The Rape of Nanking and its author, Iris Chang.[Photo/China Daily]

"My daughter's suicide bears no relation to her penning of the book," said Ying-Ying Chang, mother of The Rape of Nanking author Iris Chang.

Back in 1997, her daughter Iris published her groundbreaking work on what's known today as the Nanjing Massacre, in which at least 300,000 Chinese civilians and unarmed soldiers were killed by invading Japanese troops during a six-week rampage starting in December 1937.

Iris, a journalism graduate from the University of Illinois and a second-generation Chinese immigrant in the United States, committed suicide in 2004, at the age of 36.

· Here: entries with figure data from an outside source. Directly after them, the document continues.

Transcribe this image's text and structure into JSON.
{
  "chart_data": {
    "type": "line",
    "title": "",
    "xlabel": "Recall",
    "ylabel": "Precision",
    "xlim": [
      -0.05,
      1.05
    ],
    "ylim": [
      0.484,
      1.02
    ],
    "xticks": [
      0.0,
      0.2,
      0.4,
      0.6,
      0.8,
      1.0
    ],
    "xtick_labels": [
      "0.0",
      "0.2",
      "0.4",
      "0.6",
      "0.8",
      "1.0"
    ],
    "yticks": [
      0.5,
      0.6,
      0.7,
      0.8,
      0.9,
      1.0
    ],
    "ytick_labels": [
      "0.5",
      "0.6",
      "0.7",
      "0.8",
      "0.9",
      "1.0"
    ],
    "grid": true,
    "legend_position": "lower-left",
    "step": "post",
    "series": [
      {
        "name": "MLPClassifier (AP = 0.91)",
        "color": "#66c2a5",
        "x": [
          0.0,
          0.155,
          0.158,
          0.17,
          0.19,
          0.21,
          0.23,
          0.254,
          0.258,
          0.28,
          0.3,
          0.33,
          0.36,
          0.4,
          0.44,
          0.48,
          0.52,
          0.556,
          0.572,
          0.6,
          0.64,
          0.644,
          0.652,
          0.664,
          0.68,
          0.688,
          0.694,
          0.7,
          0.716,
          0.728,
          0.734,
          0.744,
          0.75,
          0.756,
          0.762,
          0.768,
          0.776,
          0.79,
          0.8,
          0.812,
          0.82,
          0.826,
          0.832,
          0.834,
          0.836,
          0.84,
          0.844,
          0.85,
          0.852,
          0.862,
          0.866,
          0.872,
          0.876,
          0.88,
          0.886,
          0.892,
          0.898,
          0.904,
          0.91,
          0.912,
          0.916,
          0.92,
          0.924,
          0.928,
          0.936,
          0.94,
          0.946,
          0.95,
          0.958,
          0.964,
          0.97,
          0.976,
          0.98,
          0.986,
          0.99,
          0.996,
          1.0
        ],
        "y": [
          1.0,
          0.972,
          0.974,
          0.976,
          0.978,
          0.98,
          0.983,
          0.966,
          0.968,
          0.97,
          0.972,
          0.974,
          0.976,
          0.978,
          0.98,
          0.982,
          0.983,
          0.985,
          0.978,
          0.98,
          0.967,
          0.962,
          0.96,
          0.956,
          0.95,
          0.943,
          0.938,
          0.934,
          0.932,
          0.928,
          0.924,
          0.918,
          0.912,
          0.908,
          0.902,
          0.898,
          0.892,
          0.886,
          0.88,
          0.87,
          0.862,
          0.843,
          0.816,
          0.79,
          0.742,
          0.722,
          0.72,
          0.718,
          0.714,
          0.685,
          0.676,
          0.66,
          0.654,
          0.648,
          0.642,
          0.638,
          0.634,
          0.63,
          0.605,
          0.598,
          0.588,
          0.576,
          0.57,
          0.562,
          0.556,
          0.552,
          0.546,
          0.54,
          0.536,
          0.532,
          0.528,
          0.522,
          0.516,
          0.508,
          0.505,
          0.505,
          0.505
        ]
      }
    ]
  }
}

Chang is currently in Beijing with her husband after being invited by the Chinese government to witness the parade in Tian'anmen Square on Thursday.

"It's an education," said Chang, about the parade to commemorate the 70th anniversary of the end of the Chinese People's War of Resistance against Japanese Aggression (1937-45). "People, either Chinese or non-Chinese, have to be reminded from time to time what happened more than 70 years ago. It is for the sake of the future, not the past."

Over the past decade, Chang has been to China many times, the first time being in 2005, when a bronze sculpture of Iris was unveiled at the Memorial Hall of the Victims of the Nanjing Massacre by Japanese Invaders.

Each trip has inevitably brought up memories of their daughter, her life and her death.

"It's hard for us, the pain left by the death of our daughter will never subside," said Chang. "But the courage and determination with which Iris wrote the book, before she turned 30, has motivated us to push forward what she has left behind."

According to Chang, Iris "as a kid would always be upset by any injustice she saw, even at school". She started to work on the book around 1995.

"Research led her to the Library of Congress in Washington DC and to the Yale University Library, where she discovered the diaries of Minnie Vautrin, a US missionary in wartime Nanjing who had helped save over 10,000 Chinese women," Chang said. "She also went to Nanjing, where she sought out survivors of the massacre and talked to them, as well as Taiwan, where many important wartime documents were kept."

The book was an instant sensation, remaining at the top of The New York Times' best-seller list for three weeks running. But according to Chang, her daughter was attacked by right-wing militarists from both Japan and the United States. And she insisted that Iris' decision to end her own life had nothing to do with her experience of writing The Rape of Nanking.

"There's seven years between the publication of the book and her suicide. And in between that period, she penned another book, The Chinese in America: a Narrative Story," said Chang, a microbiology professor at the University of Illinois.

"Multiple reasons contributed to her suicide. In 2002, she gave birth to a son who was later diagnosed with autism. And in the months leading up to her death, she was taking a type of anti-depression drug that I now believe could increase a person's suicidal tendency."

In her mother's eyes, Iris was always a person who loved life. "I remember her e-mails to me not long before her death in which she talked about the suicide of another writer and expressed her disbelief at that writer's decision," said Chang.

"It's true that writing The Rape of Nanking had given her some hard times, and she had suffered insomnia and hair loss. But when I asked her to stop, she said, 'No'. She said she must speak for those who could no longer do so."